L’utile netto dell’ente nazionale idrocarburi sale a 3,27 miliardi di euro nel primo trimestre (appunto +300% rispetto allo stesso periodo del 2021), registrando una crescita notevole. Da dove arriva? Senza perdersi troppo nel tecnicismo il traino poggia sulle ottime performance della Exploration & Production, quindi da investimenti strategici, e da importanti operazioni finanziarie in quel mercato dove operano anche gli speculatori invisi a Cingolani.

 

Se fossi nel ministro della transizione ecologica, un giro dalle parti del ministro dell’Economia Daniele Franco, me lo farei non fosse altro per capire le dinamiche dei mercati. Visto che c’è inoltre, a nome nostro, potrebbe anche farsi dire perché una partecipata dello Stato (il Tesoro detiene il 30% di Eni e sceglie i vertici del Cane a sei zampe) può stappare per i profitti generati mentre gli italiani devono fare i conti con bilanci famigliari in sofferenza per pagare le bollette e la benzina senza particolari aiuti dal governo: l’Eni fa parte del patrimonio italiano? Sì, allora che aiuti famiglie e piccole imprese. Altrimenti rischiamo di fare come l’avvocato interpretato da Gigi Proietti che distingueva tra quando il danno finiva solo a danno del cliente e quando il successo era comune. Gli italiani insomma non possono pagare sempre tutti i conti della crisi, prima quella finanziaria poi quella sanitaria e ora quella legata alla guerra in Ucraina.

 

A proposito. Pare ormai assodato che Eni apra - forse lo ha già fatto - un secondo conto presso GazpromBank per la famosa transazione in rubli che chiede Putin al fine di perfezionare l’acquisto del gas russo.

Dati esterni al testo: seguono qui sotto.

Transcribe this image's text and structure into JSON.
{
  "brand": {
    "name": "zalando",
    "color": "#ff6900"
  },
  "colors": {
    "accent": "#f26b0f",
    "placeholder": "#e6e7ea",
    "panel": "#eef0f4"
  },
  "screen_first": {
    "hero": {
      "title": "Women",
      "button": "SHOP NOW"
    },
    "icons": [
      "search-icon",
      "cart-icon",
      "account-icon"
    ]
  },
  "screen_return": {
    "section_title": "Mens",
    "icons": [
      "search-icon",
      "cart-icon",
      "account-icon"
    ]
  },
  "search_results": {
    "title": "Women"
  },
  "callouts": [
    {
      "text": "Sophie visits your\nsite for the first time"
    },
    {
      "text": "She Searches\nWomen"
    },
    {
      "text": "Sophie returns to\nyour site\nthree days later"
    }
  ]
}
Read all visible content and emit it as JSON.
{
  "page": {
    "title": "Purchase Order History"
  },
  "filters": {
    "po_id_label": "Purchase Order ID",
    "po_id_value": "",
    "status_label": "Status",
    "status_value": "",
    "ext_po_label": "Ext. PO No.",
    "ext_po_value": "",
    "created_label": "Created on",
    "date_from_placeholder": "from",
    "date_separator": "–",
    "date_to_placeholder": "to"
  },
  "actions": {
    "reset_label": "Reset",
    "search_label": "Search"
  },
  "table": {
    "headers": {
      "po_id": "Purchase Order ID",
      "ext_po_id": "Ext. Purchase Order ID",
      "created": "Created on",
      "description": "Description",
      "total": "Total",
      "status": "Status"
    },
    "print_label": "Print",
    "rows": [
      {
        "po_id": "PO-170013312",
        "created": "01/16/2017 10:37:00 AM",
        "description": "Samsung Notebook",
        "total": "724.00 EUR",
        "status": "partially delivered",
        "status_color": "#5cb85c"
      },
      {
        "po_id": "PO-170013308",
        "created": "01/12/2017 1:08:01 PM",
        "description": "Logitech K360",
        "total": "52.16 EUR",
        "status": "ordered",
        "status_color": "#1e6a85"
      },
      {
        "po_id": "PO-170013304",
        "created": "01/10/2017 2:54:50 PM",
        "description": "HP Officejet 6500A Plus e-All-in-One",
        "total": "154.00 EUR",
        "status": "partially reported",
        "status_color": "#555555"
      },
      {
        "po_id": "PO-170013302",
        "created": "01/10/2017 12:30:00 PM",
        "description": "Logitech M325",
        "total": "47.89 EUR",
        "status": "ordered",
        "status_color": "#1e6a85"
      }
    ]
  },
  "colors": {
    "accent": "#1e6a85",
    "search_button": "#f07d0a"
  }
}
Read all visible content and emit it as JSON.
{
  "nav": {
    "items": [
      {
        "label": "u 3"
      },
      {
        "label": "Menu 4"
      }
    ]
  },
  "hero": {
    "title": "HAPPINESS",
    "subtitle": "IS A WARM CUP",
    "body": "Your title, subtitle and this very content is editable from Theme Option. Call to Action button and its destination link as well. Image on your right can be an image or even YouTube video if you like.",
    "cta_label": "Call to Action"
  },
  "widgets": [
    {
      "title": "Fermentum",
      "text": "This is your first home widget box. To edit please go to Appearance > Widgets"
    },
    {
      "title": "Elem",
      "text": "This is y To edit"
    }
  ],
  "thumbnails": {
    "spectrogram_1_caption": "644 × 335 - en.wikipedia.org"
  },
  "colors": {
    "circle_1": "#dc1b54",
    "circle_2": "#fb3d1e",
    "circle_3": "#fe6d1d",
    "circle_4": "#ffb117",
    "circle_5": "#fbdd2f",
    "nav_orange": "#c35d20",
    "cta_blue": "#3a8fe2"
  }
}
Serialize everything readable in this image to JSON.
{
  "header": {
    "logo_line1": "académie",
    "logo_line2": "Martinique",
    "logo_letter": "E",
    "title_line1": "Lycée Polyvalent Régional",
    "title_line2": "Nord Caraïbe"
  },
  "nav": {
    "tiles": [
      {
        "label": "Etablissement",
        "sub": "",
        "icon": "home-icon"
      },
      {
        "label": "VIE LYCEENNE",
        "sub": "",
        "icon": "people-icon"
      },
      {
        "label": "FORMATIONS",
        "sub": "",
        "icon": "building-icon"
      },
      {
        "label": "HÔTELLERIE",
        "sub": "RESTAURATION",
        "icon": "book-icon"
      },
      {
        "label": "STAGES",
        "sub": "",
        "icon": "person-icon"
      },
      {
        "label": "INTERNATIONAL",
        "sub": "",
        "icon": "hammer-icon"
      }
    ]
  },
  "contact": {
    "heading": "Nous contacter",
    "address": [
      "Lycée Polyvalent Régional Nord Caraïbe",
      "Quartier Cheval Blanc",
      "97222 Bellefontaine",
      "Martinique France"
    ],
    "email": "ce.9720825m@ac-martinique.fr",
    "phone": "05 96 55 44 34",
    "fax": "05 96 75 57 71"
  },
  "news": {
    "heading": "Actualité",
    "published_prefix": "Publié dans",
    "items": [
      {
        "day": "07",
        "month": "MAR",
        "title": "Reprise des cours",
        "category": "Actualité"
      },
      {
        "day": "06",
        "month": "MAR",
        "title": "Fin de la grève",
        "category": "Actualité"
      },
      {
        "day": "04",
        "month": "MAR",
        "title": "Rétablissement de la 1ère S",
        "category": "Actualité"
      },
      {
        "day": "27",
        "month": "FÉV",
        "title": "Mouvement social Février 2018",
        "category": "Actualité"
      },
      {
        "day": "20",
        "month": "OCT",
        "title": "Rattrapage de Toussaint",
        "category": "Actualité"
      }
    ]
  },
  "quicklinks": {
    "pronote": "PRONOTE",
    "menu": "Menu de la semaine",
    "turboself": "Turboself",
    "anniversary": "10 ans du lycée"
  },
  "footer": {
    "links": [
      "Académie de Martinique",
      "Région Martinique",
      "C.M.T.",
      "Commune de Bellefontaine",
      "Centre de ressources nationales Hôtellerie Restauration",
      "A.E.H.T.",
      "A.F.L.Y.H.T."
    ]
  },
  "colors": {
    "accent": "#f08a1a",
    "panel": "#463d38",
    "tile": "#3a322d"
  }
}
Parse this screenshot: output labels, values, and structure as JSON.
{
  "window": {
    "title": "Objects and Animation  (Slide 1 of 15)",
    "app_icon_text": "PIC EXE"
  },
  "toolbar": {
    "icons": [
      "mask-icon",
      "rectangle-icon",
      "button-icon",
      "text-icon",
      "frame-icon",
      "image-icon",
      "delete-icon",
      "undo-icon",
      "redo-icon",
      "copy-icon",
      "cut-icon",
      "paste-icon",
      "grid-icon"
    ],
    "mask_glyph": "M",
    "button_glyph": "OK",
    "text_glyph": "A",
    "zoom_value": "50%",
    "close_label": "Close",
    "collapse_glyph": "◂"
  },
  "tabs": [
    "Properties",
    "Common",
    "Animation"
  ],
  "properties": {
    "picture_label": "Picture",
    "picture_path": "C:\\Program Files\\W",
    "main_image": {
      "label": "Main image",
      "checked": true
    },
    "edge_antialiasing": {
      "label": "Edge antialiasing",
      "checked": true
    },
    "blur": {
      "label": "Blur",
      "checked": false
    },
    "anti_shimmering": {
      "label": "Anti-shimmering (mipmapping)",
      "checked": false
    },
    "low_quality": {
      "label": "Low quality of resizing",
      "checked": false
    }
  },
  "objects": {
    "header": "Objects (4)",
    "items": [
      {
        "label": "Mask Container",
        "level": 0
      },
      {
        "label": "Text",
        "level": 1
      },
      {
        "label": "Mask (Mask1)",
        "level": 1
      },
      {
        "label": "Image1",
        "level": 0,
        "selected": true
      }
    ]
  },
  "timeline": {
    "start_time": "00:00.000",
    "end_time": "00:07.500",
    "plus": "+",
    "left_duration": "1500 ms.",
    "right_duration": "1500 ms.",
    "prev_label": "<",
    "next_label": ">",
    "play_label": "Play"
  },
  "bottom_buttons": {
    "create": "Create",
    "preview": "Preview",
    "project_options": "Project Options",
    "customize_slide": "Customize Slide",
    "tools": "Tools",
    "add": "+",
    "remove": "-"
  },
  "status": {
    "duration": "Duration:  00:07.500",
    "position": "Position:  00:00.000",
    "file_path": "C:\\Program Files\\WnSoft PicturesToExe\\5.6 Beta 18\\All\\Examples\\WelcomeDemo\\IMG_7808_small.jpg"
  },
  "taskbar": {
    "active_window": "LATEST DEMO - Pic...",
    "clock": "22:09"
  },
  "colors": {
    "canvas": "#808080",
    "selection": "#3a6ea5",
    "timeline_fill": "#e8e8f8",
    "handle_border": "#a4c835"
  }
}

Al netto delle tante chiacchiere pacifiste di Draghi, dei suoi ministri e dei leader dei partiti che lo sostengono, da Conte a Salvini passando per Letta e Berlusconi, l’Italia sta comprando ogni giorno il gas di Putin, quello con cui il Cattivone della Storia paga la guerra. Ebbene, esattamente come fanno in Germania, anche i player italiani che si interfacciano con i signori dell’energia russa non vogliono innervosire nessuno perché del loro gas ne abbiamo bisogno e ad oggi nessun nuovo accordo può sostituire quello erogato dai rubinetti del Cremlino. Pertanto Eni sta facendo quel che vuole in barba alle chiacchiere del suo controllore, cioè il governo, nel più totale silenzio imposto dal mondo gangbank. Un po’ come accadde con la gestione dell’emergenza Covid, dove dalle mascherine ai vaccini, la verità era e resta pura propaganda.